Vulnerability management
Cloud Advisor identifies and prioritizes vulnerabilities in operating systems, packages and libraries on virtual machines and containers deployed in the cloud without the use of agents.
Agentless approach
Cloud Advisor uses an agentless approach to scan virtual machine block storage. This innovative method:
- Provides 100% coverage of all virtual machines and containers immediately after deployment
- Allows you to deploy Cloud Advisor in minutes and get full information about all vulnerabilities in the infrastructure within an hour
- Does not require work to install and update agents, reducing the total cost of ownership
- Has no effect on virtual machine performance
- Does not require a network connection between the virtual machine/container and the scanning module
Context
Cloud Advisor prioritizes vulnerabilities based on the context in which they are found. For example, a Log4Shell vulnerability found on a public machine with a security group that allows unrestricted connections will have a higher priority than the same vulnerability found on a machine without internet access. Similarly, a vulnerability found in a publicly exposed container with elevated privileges, will be prioritized higher than the same vulnerability found in a regular container.

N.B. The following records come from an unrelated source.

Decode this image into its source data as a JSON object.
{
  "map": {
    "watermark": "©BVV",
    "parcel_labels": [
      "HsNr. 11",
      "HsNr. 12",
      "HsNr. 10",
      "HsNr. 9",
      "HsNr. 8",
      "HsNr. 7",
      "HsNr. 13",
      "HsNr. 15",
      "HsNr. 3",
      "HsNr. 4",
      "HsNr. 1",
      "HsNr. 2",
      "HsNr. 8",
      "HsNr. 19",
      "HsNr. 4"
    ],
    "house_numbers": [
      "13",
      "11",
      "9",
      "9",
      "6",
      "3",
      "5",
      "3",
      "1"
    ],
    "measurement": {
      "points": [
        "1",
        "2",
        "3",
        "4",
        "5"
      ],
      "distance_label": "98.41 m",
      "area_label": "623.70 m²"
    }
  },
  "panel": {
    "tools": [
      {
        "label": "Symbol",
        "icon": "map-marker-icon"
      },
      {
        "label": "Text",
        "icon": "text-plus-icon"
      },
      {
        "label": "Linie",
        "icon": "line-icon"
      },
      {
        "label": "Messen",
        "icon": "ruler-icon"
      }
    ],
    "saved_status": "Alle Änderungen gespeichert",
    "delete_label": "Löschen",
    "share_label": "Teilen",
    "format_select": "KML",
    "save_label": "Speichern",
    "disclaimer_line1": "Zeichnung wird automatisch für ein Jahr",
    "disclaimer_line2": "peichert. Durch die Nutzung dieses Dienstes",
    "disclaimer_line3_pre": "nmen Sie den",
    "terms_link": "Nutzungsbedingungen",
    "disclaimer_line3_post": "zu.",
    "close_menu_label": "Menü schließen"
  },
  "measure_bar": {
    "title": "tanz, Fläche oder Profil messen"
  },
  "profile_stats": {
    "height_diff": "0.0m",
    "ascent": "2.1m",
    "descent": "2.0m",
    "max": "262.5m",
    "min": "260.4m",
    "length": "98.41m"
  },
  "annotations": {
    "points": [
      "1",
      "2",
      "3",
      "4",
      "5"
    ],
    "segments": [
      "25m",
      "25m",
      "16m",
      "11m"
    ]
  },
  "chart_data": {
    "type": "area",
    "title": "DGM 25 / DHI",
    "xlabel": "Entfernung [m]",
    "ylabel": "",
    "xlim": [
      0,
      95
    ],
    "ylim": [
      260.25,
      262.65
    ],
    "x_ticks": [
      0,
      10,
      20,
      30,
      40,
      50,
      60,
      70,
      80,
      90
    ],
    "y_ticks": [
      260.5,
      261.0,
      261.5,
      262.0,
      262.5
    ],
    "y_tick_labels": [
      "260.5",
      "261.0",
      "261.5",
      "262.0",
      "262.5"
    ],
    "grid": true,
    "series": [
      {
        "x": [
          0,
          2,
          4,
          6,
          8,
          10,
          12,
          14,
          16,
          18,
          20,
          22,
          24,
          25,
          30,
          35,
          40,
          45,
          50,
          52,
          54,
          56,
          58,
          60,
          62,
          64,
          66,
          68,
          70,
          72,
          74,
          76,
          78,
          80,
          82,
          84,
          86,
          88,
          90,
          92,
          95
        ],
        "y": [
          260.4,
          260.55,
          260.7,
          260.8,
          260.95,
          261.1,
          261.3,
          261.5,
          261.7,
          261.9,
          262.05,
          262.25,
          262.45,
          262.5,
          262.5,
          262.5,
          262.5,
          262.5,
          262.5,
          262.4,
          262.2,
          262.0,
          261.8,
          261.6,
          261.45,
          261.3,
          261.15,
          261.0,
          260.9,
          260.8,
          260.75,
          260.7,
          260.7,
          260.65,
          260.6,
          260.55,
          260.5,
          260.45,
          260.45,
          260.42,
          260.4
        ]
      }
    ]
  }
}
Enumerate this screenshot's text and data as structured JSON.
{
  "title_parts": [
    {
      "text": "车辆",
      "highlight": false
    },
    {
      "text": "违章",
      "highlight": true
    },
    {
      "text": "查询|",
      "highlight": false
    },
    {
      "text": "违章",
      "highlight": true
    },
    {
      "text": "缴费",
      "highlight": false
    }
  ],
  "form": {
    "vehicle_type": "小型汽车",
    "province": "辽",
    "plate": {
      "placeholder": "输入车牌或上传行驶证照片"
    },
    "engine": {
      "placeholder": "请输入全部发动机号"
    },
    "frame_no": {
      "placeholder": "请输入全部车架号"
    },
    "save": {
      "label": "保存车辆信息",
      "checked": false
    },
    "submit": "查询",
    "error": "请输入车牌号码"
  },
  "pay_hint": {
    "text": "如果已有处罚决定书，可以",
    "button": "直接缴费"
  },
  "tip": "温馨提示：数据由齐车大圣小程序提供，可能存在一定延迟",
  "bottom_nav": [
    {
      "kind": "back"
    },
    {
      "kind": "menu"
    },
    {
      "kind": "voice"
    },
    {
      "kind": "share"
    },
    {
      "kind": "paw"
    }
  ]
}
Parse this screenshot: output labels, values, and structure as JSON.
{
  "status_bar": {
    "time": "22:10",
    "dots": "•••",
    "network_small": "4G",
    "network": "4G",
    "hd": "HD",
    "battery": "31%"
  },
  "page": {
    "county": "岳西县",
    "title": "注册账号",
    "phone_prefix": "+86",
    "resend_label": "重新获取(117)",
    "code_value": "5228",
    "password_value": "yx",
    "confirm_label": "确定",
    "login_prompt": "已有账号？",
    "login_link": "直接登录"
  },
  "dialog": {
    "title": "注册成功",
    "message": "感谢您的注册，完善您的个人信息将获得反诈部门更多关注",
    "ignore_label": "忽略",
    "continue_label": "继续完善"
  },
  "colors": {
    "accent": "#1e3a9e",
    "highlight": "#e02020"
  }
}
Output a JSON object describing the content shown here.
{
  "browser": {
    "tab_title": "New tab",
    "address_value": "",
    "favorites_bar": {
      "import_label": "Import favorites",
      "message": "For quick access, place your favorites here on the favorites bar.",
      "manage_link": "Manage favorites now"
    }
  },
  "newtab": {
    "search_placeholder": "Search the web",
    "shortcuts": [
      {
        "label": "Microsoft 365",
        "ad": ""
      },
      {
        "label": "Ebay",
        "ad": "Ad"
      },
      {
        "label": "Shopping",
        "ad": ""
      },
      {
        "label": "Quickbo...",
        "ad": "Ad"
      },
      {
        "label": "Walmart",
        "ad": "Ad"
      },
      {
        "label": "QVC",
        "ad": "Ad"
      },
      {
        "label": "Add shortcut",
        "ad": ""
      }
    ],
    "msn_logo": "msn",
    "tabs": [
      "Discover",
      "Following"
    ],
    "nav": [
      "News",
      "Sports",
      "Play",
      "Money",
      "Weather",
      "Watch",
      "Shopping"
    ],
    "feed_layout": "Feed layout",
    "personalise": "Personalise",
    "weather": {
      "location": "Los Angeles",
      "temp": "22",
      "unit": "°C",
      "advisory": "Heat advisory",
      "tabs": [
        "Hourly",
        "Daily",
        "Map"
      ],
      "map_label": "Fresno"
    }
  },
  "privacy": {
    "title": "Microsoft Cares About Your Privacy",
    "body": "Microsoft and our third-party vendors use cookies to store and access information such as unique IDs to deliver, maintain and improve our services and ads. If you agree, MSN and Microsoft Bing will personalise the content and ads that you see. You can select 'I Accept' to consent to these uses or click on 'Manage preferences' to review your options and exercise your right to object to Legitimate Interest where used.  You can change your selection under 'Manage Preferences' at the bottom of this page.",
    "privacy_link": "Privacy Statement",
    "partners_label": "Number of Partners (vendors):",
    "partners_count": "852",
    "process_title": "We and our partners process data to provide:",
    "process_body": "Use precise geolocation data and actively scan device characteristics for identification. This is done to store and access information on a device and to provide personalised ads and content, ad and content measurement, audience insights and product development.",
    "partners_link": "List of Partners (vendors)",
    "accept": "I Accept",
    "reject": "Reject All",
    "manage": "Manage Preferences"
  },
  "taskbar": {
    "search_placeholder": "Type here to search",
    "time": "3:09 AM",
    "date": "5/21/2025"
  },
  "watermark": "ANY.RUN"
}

Unlike traditional vulnerability scanning solutions, Cloud Advisor has detailed information about the cloud configuration thanks to the CSPM module and Managed Kubernetes configuration thanks to the KSPM module. This allows you to focus your attention on fixing the really important risks.
Prioritization
Various factors are used to prioritize vulnerabilities: presence of public exploits, type of vulnerability, CVSS score, etc. This allows you to focus on fixing vulnerabilities that have a real risk to the infrastructure.
Host Configuration
Cloud Advisor identifies insecure virtual machine operating system configurations and provides instructions for remediation. The "Linux CIS Benchmark" rule set developed by the Center of Internet Security is used to test the configuration.
Data sources
Cloud Advisor retrieves data from multiple sources and searches for vulnerabilities in Alpine, Debian, Ubuntu, RHEL, CentOS, OpenSUSE, and other distributions. Cloud Advisor supports the system package managers apt, yum and apk and the application-level package managers Bundler, Composer, Pipenv, Poetry, npm, yarn and Cargo.